Fig. 1: Representative image showing a panoramic view of the PD-L1 calibrator slide and three sequential levels of PD-L1 expression after DAB E1L3N LDT assay in two different magnification scales (100 µm top row and 20 µm bottom row).
figure 1

Level 4 corresponds to 150,157 PD-L1 molecules/bead, Level 5 287,131 molecules/bead and Level 6 642,523 molecules/bead. In this case Level 4 is below the LOD for this assay where Levels 5 and 6 are above. The small brown beads are used as a standard for automated reading. The larger beads show some refractility, but on the microscope, the last negative spot (Level 4) can be distinguished from the first positive spot (Level 5, the LOD). PD-L1 Programmed Death cell Ligand 1, DAB 3,3′-Diaminobenzidine, LDT Laboratory Development Test.

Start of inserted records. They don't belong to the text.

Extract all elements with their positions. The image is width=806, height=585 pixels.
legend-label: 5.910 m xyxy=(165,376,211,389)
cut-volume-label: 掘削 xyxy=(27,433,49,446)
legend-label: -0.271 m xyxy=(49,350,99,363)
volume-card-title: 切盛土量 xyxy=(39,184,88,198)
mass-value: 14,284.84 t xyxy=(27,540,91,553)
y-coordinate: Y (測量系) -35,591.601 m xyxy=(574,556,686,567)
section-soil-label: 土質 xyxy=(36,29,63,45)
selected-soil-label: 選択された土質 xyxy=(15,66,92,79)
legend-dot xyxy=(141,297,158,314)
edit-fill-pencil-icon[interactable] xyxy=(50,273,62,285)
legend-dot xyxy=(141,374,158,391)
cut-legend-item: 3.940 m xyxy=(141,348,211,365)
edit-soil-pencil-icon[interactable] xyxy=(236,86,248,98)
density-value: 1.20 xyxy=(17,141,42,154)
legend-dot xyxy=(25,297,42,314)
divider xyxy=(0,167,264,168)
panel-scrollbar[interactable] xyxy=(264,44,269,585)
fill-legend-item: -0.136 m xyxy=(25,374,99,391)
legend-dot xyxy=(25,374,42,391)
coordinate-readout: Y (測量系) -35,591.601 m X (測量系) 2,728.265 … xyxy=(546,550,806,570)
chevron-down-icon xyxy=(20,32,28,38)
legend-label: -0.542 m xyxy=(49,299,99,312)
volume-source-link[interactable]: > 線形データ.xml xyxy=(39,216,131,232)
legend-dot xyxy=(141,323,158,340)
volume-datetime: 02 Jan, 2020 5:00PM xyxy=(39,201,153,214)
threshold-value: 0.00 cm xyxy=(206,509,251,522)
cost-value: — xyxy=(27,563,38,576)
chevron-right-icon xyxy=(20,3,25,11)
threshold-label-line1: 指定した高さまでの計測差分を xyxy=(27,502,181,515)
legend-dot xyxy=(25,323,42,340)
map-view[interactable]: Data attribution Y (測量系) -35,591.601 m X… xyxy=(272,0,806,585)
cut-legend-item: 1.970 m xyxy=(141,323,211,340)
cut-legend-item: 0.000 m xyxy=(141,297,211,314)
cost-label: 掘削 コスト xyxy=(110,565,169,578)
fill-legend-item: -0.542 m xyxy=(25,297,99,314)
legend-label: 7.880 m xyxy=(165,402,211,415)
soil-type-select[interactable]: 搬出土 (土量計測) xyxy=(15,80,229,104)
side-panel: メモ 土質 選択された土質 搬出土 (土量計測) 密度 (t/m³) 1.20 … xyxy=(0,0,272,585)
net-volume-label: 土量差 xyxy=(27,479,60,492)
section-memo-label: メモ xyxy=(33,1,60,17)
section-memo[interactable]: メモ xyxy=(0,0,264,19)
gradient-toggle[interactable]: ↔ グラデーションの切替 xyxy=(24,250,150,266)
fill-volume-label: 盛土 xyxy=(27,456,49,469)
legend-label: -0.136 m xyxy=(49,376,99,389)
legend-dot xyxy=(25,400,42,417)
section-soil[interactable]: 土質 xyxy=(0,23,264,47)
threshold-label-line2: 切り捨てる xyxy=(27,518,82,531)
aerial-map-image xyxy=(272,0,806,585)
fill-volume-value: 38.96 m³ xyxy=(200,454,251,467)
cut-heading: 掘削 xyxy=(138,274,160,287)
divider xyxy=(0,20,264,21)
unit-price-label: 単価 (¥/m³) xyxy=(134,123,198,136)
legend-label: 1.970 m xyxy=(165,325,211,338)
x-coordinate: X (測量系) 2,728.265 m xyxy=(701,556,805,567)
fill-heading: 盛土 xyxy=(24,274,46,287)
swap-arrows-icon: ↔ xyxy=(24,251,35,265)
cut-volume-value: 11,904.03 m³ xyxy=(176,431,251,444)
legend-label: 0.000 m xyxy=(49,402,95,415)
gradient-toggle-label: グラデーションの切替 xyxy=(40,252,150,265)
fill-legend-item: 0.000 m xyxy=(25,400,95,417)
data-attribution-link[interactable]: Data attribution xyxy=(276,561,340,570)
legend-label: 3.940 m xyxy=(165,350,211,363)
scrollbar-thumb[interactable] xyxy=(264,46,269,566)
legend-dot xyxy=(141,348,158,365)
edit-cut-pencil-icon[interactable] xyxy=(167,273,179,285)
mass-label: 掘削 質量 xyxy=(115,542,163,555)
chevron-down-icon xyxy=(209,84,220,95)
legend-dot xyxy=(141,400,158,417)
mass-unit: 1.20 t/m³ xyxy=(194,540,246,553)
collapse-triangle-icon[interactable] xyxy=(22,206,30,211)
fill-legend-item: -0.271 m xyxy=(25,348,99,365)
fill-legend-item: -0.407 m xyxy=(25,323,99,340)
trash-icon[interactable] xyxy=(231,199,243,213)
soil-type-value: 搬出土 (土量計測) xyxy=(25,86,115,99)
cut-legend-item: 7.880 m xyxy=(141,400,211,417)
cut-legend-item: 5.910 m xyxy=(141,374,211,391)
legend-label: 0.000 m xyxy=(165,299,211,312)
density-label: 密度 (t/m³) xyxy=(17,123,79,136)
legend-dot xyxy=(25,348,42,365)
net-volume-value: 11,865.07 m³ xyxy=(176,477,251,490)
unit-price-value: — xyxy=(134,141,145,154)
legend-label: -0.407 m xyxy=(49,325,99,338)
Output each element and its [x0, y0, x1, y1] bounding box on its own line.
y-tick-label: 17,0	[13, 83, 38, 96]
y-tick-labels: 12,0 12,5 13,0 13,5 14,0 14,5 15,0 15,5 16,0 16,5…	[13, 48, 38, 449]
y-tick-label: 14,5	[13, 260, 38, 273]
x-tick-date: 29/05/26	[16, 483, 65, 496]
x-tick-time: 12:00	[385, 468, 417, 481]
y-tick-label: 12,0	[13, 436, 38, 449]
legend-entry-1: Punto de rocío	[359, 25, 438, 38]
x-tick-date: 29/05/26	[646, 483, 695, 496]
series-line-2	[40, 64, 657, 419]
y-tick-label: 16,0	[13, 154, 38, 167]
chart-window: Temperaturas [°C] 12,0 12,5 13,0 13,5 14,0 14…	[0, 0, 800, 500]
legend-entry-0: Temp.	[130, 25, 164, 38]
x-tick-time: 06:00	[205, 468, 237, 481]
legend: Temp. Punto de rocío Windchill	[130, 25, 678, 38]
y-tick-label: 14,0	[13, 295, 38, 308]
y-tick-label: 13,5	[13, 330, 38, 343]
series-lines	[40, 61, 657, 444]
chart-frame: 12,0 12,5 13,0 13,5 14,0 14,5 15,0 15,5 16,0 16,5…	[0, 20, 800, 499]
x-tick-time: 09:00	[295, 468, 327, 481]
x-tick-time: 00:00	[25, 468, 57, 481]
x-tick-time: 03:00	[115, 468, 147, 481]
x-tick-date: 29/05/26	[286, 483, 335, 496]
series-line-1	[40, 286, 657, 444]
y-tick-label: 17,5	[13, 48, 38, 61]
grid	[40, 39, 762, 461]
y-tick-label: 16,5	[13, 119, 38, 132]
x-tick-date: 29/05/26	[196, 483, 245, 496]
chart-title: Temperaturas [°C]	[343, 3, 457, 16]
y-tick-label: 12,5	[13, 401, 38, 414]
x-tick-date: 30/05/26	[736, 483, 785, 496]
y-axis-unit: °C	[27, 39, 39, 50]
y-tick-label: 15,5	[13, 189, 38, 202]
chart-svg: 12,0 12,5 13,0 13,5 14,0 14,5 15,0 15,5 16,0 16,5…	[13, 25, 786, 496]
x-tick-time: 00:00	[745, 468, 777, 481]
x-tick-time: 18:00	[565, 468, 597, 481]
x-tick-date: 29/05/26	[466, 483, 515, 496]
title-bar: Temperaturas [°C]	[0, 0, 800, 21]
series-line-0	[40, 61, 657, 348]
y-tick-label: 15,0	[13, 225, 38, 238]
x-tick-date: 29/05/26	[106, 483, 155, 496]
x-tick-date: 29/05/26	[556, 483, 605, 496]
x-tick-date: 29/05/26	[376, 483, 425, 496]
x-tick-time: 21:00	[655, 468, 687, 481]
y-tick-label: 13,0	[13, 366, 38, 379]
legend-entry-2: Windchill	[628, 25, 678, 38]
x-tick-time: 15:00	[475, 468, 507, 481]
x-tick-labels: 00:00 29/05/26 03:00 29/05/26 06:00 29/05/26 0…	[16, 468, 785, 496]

While the work of Sompuram et al. has the potential to change practice in pathology labs across the world, there are limitations. The most significant limitation is that this standardization approach does not address the problems associated with interpretation or scoring of PD-L1 IHC7,8. Until there are automated objective systems that can assess PD-L1 expression levels and localization, that issue is likely to generate a lot of publications but will not be easily solved. Another limitation is the substrate itself. While the peptides are designed to carefully mimic the antibody recognition sequence, the antigen is synthetic and may not exactly mimic the antigen seen in real human tumor tissue. However, this limitation should not affect the key utility of this tool as a standard. Finally, the ability to easily define the PD-L1 expression threshold bead number can be affected by the counterstain. Good laboratory practice, with minimal hematoxylin counterstain can address this limitation.

In summary, Sompuram et al. have produced a NIST-standardized calibrator tool that can solve the biochemical aspects of the variability of the PD-L1 assays, and its incorporation into IHC labs is likely to increase the chances that the right patients get the right drugs.